If only the Beach Boys had done fly fishing the proper justice…oh, yeah, that reminds me, one more caution: Surfers mostly haven’t a clue what we’re doing out there, so be mindful lest you tie into something large and neoprene.

1 Comment

  1. When I was growing up in Point Pleasant, New Jersey I spent many mornings casting a plug or spoon into the surf with a spinning rod. This was prior to 1970, and if anyone had shown up with a fly rod they would have been laughed off the beach. Many years later the situation had almost completely reversed itself. I stood in the wash at dusk and saw nothing but waving fly rods up and down the beach. A couple of guys with “surf sticks”–very long, beefly spinning rods–skulked along well behind the fly guys. Joe Spader, one of my fly fishing mentors, was down a ways from my position and catching one Striper after another.
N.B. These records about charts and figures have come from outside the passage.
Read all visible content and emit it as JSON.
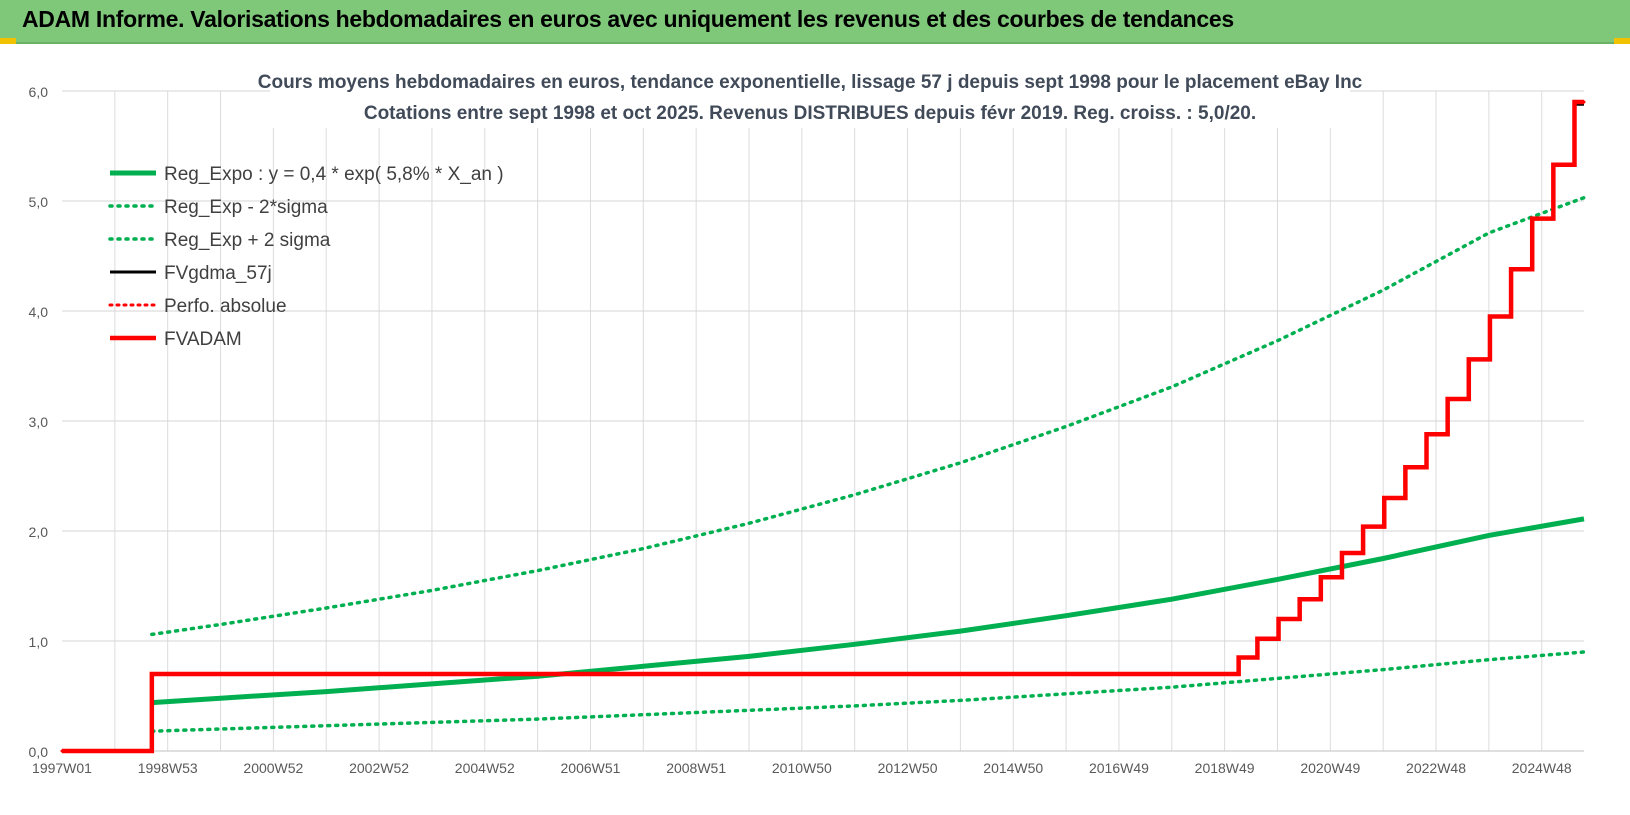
{
  "header": {
    "title": "ADAM Informe. Valorisations hebdomadaires en euros avec uniquement les revenus et des courbes de tendances"
  },
  "chart_data": {
    "type": "line",
    "title": "Cours moyens hebdomadaires en euros, tendance exponentielle, lissage 57 j depuis sept 1998 pour le placement eBay Inc",
    "subtitle": "Cotations entre sept 1998 et oct 2025. Revenus DISTRIBUES depuis févr 2019. Reg. croiss. : 5,0/20.",
    "xlabel": "",
    "ylabel": "",
    "x_range": [
      1997.0,
      2025.8
    ],
    "ylim": [
      0,
      6
    ],
    "y_ticks": [
      "0,0",
      "1,0",
      "2,0",
      "3,0",
      "4,0",
      "5,0",
      "6,0"
    ],
    "y_tick_values": [
      0,
      1,
      2,
      3,
      4,
      5,
      6
    ],
    "x_ticks": [
      "1997W01",
      "1998W53",
      "2000W52",
      "2002W52",
      "2004W52",
      "2006W51",
      "2008W51",
      "2010W50",
      "2012W50",
      "2014W50",
      "2016W49",
      "2018W49",
      "2020W49",
      "2022W48",
      "2024W48"
    ],
    "x_tick_values": [
      1997.0,
      1999.0,
      2001.0,
      2003.0,
      2005.0,
      2007.0,
      2009.0,
      2011.0,
      2013.0,
      2015.0,
      2017.0,
      2019.0,
      2021.0,
      2023.0,
      2025.0
    ],
    "grid": true,
    "legend_position": "top-left",
    "legend": [
      {
        "label": "Reg_Expo : y = 0,4 * exp( 5,8% *  X_an )",
        "color": "#00b050",
        "style": "solid-thick"
      },
      {
        "label": "Reg_Exp - 2*sigma",
        "color": "#00b050",
        "style": "dotted"
      },
      {
        "label": "Reg_Exp + 2 sigma",
        "color": "#00b050",
        "style": "dotted"
      },
      {
        "label": "FVgdma_57j",
        "color": "#000000",
        "style": "solid"
      },
      {
        "label": "Perfo. absolue",
        "color": "#ff0000",
        "style": "dotted"
      },
      {
        "label": "FVADAM",
        "color": "#ff0000",
        "style": "solid-thick"
      }
    ],
    "series": [
      {
        "name": "Reg_Expo : y = 0,4 * exp( 5,8% *  X_an )",
        "x": [
          1998.7,
          2000.0,
          2002.0,
          2004.0,
          2006.0,
          2008.0,
          2010.0,
          2012.0,
          2014.0,
          2016.0,
          2018.0,
          2020.0,
          2022.0,
          2024.0,
          2025.8
        ],
        "y": [
          0.44,
          0.48,
          0.54,
          0.61,
          0.68,
          0.77,
          0.86,
          0.97,
          1.09,
          1.23,
          1.38,
          1.56,
          1.75,
          1.96,
          2.11
        ]
      },
      {
        "name": "Reg_Exp - 2*sigma",
        "x": [
          1998.7,
          2000.0,
          2002.0,
          2004.0,
          2006.0,
          2008.0,
          2010.0,
          2012.0,
          2014.0,
          2016.0,
          2018.0,
          2020.0,
          2022.0,
          2024.0,
          2025.8
        ],
        "y": [
          0.18,
          0.2,
          0.23,
          0.26,
          0.29,
          0.33,
          0.37,
          0.41,
          0.46,
          0.52,
          0.58,
          0.66,
          0.74,
          0.83,
          0.9
        ]
      },
      {
        "name": "Reg_Exp + 2 sigma",
        "x": [
          1998.7,
          2000.0,
          2002.0,
          2004.0,
          2006.0,
          2008.0,
          2010.0,
          2012.0,
          2014.0,
          2016.0,
          2018.0,
          2020.0,
          2022.0,
          2024.0,
          2025.8
        ],
        "y": [
          1.06,
          1.15,
          1.3,
          1.46,
          1.64,
          1.84,
          2.07,
          2.33,
          2.62,
          2.95,
          3.31,
          3.73,
          4.19,
          4.71,
          5.03
        ]
      },
      {
        "name": "FVgdma_57j",
        "x": [
          1997.0,
          1998.7,
          1998.7,
          2019.1,
          2019.4,
          2019.8,
          2020.2,
          2020.6,
          2021.0,
          2021.4,
          2021.8,
          2022.2,
          2022.6,
          2023.0,
          2023.4,
          2023.8,
          2024.2,
          2024.6,
          2025.0,
          2025.4,
          2025.8
        ],
        "y": [
          0.0,
          0.0,
          0.7,
          0.7,
          0.85,
          1.02,
          1.2,
          1.38,
          1.58,
          1.8,
          2.04,
          2.3,
          2.58,
          2.88,
          3.2,
          3.56,
          3.95,
          4.38,
          4.84,
          5.33,
          5.88
        ]
      },
      {
        "name": "Perfo. absolue",
        "x": [
          1997.0,
          1998.7,
          1998.7,
          2019.1,
          2019.4,
          2019.8,
          2020.2,
          2020.6,
          2021.0,
          2021.4,
          2021.8,
          2022.2,
          2022.6,
          2023.0,
          2023.4,
          2023.8,
          2024.2,
          2024.6,
          2025.0,
          2025.4,
          2025.8
        ],
        "y": [
          0.0,
          0.0,
          0.7,
          0.7,
          0.85,
          1.02,
          1.2,
          1.38,
          1.58,
          1.8,
          2.04,
          2.3,
          2.58,
          2.88,
          3.2,
          3.56,
          3.95,
          4.38,
          4.84,
          5.33,
          5.9
        ]
      },
      {
        "name": "FVADAM",
        "x": [
          1997.0,
          1998.7,
          1998.7,
          2019.1,
          2019.4,
          2019.8,
          2020.2,
          2020.6,
          2021.0,
          2021.4,
          2021.8,
          2022.2,
          2022.6,
          2023.0,
          2023.4,
          2023.8,
          2024.2,
          2024.6,
          2025.0,
          2025.4,
          2025.8
        ],
        "y": [
          0.0,
          0.0,
          0.7,
          0.7,
          0.85,
          1.02,
          1.2,
          1.38,
          1.58,
          1.8,
          2.04,
          2.3,
          2.58,
          2.88,
          3.2,
          3.56,
          3.95,
          4.38,
          4.84,
          5.33,
          5.9
        ]
      }
    ]
  }
}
With rare exceptions, he seemed to be the only one catching anything. He kept hollering something down to me every time he released a fish, but I couldn’t hear him over the noise of the surf. Finally I reeled in and walked down to him and asked what he’d been trying to tell me. He said, “Cast parallel to the beach, the fish are in the wash.” What a revelation that was! Of course that’s not always where the fish are, but assuming they’re not is clearly a mistake.